Coronavirus data have always been incomplete—but the situation in America is particularly murky now.





The numbers are remarkable. More than 100 million people in the United States have likely been infected by SARS-CoV-2 and 167 million people are fully vaccinated. Yet despite this huge population of people with at least some level of immunity, the Delta variant has sent case and hospitalization numbers soaring. Florida is on its way to having twice as many people hospitalized now than during any previous wave, when essentially no one was vaccinated.

One way to think about it, as the epidemiologist Ellie Murray has laid out, is that if Delta is as transmissible as the CDC thinks, we need a much higher percentage of our population vaccinated for immunizations and natural infection alone to cause the virus to peter out. Even when the huge majority of people in a given place have gotten the coronavirus or a shot, there might still be outbreaks, as the Brown University public-health expert Ashish Jha fears will happen in South Dakota after the Sturgis Motorcycle Rally.

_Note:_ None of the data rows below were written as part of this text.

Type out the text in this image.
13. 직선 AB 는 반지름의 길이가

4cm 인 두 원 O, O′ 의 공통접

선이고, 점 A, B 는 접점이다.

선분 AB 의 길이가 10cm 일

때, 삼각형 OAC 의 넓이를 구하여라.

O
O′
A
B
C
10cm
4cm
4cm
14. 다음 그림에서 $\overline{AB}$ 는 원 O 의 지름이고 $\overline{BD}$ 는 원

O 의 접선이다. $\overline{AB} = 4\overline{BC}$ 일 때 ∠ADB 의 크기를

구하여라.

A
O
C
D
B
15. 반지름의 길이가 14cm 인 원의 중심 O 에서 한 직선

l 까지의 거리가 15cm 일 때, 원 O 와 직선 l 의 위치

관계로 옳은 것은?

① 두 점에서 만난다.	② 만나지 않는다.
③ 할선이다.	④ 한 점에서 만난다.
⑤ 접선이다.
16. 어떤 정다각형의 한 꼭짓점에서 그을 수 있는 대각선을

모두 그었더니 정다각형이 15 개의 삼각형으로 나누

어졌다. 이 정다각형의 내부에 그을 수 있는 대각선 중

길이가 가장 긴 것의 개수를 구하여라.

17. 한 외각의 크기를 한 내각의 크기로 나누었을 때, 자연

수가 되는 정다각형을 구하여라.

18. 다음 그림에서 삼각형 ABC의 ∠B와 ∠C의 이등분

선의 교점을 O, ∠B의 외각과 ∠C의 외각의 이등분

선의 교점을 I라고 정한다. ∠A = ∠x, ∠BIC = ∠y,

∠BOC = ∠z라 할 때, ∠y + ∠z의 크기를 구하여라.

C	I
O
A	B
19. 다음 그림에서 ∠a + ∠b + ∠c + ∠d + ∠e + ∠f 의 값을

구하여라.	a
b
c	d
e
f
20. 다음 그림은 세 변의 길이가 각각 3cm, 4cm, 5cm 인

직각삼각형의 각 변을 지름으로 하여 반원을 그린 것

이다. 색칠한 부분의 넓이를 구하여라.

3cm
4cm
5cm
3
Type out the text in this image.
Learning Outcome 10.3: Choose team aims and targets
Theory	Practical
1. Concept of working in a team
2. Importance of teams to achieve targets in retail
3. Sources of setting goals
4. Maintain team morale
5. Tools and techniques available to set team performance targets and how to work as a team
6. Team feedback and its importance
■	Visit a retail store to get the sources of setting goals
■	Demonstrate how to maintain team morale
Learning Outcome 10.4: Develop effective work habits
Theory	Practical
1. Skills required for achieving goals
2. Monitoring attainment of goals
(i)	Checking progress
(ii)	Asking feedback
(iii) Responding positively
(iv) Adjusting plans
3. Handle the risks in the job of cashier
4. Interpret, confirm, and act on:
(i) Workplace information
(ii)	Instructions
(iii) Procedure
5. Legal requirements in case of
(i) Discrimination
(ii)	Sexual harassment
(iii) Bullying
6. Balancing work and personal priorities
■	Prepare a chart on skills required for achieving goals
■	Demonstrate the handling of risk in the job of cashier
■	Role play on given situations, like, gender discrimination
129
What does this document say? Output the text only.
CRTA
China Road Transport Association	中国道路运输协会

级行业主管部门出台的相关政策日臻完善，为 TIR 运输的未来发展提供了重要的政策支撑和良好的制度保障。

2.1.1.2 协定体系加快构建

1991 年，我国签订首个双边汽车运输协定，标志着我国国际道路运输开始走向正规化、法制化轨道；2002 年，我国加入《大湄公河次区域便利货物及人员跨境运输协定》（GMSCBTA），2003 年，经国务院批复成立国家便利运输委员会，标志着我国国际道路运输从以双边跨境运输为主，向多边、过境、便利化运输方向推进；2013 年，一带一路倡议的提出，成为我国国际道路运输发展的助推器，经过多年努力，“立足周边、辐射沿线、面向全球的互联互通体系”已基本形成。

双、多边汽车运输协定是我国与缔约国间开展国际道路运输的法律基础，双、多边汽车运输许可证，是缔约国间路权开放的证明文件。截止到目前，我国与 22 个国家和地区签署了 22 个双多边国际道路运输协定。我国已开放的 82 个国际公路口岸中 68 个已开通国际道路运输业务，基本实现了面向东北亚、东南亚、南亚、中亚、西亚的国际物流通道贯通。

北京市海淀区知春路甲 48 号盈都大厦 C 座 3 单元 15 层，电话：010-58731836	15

These realities have already smashed the more optimistic projections of late spring, including my own. Having stared at these numbers for months and months with the COVID Tracking Project at The Atlantic, I never thought that we’d see hospitalization numbers higher than they were during the winter peak in any state. But here we are.

It’s time for a data-driven reset on the basic knowns and unknowns of this pandemic, a task that must be undertaken with great humility. The virus keeps changing, and so does our understanding of the social and biological components of the pandemic. But in exploring both the knowns and the unknowns, we can see how complex the pandemic has become—and that we’re still lacking crucial data because of the failings of state and federal government.